The output file can serve as input for tools that require SGE in the 10x genome format.

Parameters

1
2
3
4
5
6
7
8
9
downstream:
  mu_scale: 1000        
  segment:                 
    precision: 2
    min_pixel_per_unit: 10
    char:                
      - solofeature: gn    
        hexagonwidth: 24     
        segmentmove: 1     
  • The mu_scale Parameter Specify coordinate to um translate for hexagon.
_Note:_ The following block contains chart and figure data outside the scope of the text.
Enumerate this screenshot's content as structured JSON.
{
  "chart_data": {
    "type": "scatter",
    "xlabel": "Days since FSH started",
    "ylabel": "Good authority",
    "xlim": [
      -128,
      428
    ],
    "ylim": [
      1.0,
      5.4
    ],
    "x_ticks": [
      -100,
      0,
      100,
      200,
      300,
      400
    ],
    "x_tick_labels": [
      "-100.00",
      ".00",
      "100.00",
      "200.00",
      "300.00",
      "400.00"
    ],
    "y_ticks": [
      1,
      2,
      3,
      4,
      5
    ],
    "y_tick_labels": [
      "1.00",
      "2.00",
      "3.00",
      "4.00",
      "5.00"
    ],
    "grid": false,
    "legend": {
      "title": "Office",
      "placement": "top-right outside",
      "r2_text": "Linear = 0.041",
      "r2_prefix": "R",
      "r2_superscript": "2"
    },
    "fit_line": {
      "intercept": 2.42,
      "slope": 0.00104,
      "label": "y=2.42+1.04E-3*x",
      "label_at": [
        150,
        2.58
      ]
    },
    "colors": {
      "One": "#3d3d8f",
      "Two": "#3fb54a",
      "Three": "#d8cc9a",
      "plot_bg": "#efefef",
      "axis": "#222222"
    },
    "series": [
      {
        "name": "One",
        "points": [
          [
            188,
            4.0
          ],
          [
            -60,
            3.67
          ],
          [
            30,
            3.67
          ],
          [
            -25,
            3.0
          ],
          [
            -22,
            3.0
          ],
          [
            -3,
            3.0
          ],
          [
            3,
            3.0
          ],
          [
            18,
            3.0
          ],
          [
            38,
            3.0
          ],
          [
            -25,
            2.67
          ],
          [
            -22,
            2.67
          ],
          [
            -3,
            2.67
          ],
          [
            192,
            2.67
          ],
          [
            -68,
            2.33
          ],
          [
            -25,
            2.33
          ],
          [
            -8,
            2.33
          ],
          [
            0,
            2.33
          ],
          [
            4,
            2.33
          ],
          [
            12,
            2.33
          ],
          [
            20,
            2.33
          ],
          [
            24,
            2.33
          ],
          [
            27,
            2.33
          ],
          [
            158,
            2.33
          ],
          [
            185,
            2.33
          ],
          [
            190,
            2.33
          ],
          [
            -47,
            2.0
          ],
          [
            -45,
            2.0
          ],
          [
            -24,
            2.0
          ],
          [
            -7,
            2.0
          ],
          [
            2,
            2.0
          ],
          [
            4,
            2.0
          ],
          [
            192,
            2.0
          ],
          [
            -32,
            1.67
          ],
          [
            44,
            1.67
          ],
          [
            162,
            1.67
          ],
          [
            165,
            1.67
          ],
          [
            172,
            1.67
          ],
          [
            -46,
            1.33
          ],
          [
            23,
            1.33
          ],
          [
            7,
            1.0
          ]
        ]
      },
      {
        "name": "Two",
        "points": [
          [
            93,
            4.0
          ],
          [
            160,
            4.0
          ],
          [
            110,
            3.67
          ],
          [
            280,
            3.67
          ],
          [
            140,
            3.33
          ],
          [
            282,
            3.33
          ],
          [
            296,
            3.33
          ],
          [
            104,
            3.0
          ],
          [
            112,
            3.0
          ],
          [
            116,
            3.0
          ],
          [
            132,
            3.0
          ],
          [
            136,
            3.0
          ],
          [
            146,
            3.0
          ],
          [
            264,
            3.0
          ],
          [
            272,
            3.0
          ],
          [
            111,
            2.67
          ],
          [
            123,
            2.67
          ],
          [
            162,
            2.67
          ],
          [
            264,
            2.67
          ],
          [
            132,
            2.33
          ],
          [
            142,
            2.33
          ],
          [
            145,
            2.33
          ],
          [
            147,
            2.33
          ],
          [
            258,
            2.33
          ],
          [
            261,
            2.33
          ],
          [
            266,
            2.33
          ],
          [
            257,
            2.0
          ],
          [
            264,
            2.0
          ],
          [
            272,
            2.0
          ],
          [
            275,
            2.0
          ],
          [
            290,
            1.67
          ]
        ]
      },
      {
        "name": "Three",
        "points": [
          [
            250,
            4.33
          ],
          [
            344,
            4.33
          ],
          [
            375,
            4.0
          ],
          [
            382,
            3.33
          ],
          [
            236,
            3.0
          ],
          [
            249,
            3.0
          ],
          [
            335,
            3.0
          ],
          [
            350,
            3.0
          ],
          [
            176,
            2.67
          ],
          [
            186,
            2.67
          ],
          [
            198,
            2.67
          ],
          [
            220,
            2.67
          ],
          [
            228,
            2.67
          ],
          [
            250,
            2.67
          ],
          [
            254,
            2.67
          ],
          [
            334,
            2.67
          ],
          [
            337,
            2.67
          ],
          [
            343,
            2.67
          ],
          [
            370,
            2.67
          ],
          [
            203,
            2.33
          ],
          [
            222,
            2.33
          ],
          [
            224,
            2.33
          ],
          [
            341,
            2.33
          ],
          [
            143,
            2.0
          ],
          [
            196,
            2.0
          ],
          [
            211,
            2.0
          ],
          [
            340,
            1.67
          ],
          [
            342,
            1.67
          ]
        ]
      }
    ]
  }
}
By default, we consider the spatial digital gene expression matrix (SGE) is in nano meter.

  • The segment Field

  • The precision Parameter Specifies the number of digits to store spatial location (in um, 0 for integer)
  • The min_pixel_per_unit Parameter A minimum UMI count of output hexagons
  • The char Parameter Specify the characteristics for the hexagons, including the genomic feature to create hexagon (solo feature), the size for a hexagonal grid (hexagonwidth), and whether the SGE is based on overlapping hexagons or non-overlapping hexagon (segmentmove). When segmentmove is 1, non-overlapping hexagon-based SGE will be created.

Dependencies

Rule sdgeAR_segment requires input from Rules sdgeAR_reformat and sdge2sdgeAR. Thus, Rule sdgeAR_segment can only execute after sdgeAR_reformat and sdge2sdgeAR and their prerequisite rules when applicable have successfully completed their operations. See an overview of the rule dependencies in the Workflow Structure.

Code Snippet

The code for this rule is provided in a08_sdgeAR_segment.smk.